Parse Variable Patterns Using Regex
The Parse Regex operator (also called the extract
operator) enables users comfortable with regular expression syntax to extract more complex data from log lines. Parse regex can be used, for example, to extract nested fields.
User added fields, such as extracted or parsed fields, can be named using alphanumeric characters as well as underscores (_
). They must start and end with an alphanumeric character.
For more information on Regular Expressions, see the Perl documentation. Or try the regex tester at regex101.com.
Syntax
| parse regex "<start_expression>(?<field_name><field_expression>)<stop_expression>"
| parse regex "<start_expression>(?<field_name><field_expression>)<stop_expression>" [nodrop]
| parse regex [field=<field_name>] "<start_expression>(?<field_name><field_expression>)<stop_expression>"
You can use the alternate term extract
:
| extract "<start_expression>(?<field_name><field_expression>)<stop_expression>"
Options
field=<field_name>
. This option allows you to specify a field to parse other than the default message. For details, see Parse field.nodrop
. This option forces results to also include messages that don't match any segment of the parse term. For details, see Parse nodrop.multi
. This option allows you to parse multiple values within a single log message.
parse multi
is not supported in Field Extraction Rules (FERs).
Rules
- Regex must be a valid JAVA or RE2 regular expression enclosed within quotes.
- Matching is case sensitive. If any of the text segments can't be matched, then none of the variables will be assigned.
- If no field is specified, then the entire text of incoming messages is used.
- Multiple parse expressions are processed in the order they are specified. Each expression always starts matching from the beginning of the message string.
- Multiple parse expressions can be written with shorthand using comma-separated terms.
- Can be used with the parse anchor operator.
- Nesting named capture groups is not supported.
- The parse regex operator only supports regular expressions that contain at least one named capturing group. We don't support regular expressions that either don't have any capturing groups or contain unnamed/numbered capturing group. See Named Capturing Groups for further details.
You can convert your normal regular expressions into named capturing groups with the following steps:
Wrap everything in parenthesis, and append ?

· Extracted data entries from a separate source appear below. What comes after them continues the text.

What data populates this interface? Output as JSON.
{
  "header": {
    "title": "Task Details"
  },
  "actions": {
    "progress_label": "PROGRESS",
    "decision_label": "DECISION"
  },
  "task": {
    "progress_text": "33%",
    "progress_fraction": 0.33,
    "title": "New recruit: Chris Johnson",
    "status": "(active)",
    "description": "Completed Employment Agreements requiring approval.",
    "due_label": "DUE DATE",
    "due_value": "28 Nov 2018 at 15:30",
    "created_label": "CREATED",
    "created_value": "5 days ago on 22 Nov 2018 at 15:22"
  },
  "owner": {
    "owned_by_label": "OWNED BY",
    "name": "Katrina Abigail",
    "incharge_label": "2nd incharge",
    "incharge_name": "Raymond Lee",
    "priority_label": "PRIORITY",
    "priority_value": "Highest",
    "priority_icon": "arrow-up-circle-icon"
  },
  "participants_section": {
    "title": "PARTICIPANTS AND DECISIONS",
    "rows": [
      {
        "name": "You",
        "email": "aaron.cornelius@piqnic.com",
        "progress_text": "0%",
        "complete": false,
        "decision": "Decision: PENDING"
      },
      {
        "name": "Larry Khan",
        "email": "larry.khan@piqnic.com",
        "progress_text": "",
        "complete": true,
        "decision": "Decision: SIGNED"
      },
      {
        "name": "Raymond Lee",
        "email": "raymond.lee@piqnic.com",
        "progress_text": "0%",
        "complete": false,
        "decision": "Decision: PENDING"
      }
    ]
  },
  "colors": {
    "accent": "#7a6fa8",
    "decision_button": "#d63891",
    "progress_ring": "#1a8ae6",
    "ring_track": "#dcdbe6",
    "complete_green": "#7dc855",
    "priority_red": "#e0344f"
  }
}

followed by a capturing group name enclosed within < >
. Let's see an example below, the highlighted portions is what has been added.
- Normal Regex:
\d{3}-[\w]*
- Regex with named capturing group:
(?<regex>\d{3}-[\w]*)
If your regex contains a capturing group (part of the regex is enclosed within parentheses), then you have two options:
You can convert it into a non-capturing group. In this case we will not extract out that part of your regex into a Sumo Logic field. You can convert these easily by appending ?:
to the group right after the starting parenthesis.
This approach will not work in cases where you only have non-capturing groups in your regex. You need to have at least one capturing group in your regex.
- Normal Regex:
(abc|\d{3})
- Regex with non-capturing group:
(?:abc|\d{3})
If you want to extract out the value from your numbered capturing group to a named capturing group within your regex you can convert it into a named capturing group. Do this by appending a ?
and enclosing the name of the capturing group within < >
. Sumo Logic will generate a field with the same name that is specified in the named capturing group.
- Normal Regex:
(abc|\d{3})
- Regex with named capturing group:
(?<test_group>abc|\d{3})
Examples
Parsing an IP address
Extracting IP addresses from logs is straight-forward using a parse regex similar to:
... | parse regex "(?<ip_address>\d{1,3}\.\d{1,3}\.\d{1,3}\.\d{1,3})"
| ...
Parsing multiple fields in a single query.
Parse regex supports parsing out multiple fields in one query. For example, say we want to parse username and host information from logs. Use a query similar to:
... | parse regex "user=(?<user>.*?):"
| parse regex "host=(?<msg_host>.*?):"
| ...
Indicating an OR condition to use non-capturing groups
In situations where you want to use an OR condition, where you have multiple possibilities that may match the regular expression, the best practice is to use non-capturing groups (?: regex).
The Sumo Logic query language requires groups that are not captured to an alias be marked explicitly as non-capturing groups.
To specify a list of alternative strings in a regular expression, use the group syntax. For example, for the following two log lines:
Oct 11 18:20:49 host123.example.com 16234563: Oct 11 18:20:49: %SEC-6-IPACCESSLOGP: list 101 denied tcp 10.1.2.3(1234) > 10.1.2.4(5678), 1 packet
Oct 11 18:20:49 host123.example.com 16234564: Oct 11 18:20:49: %SEC-6-IPACCESSLOGP: list 101 accepted tcp 10.1.2.5(4321) > 10.1.2.6(8765), 1 packet
you can write the following query to extract the protocol
:
| parse regex "list 101 (accepted|denied) (?<protocol>.*?) "
So, you'd actually write:
| parse regex "list 101 (?:accepted|denied) (?<protocol>.*?) "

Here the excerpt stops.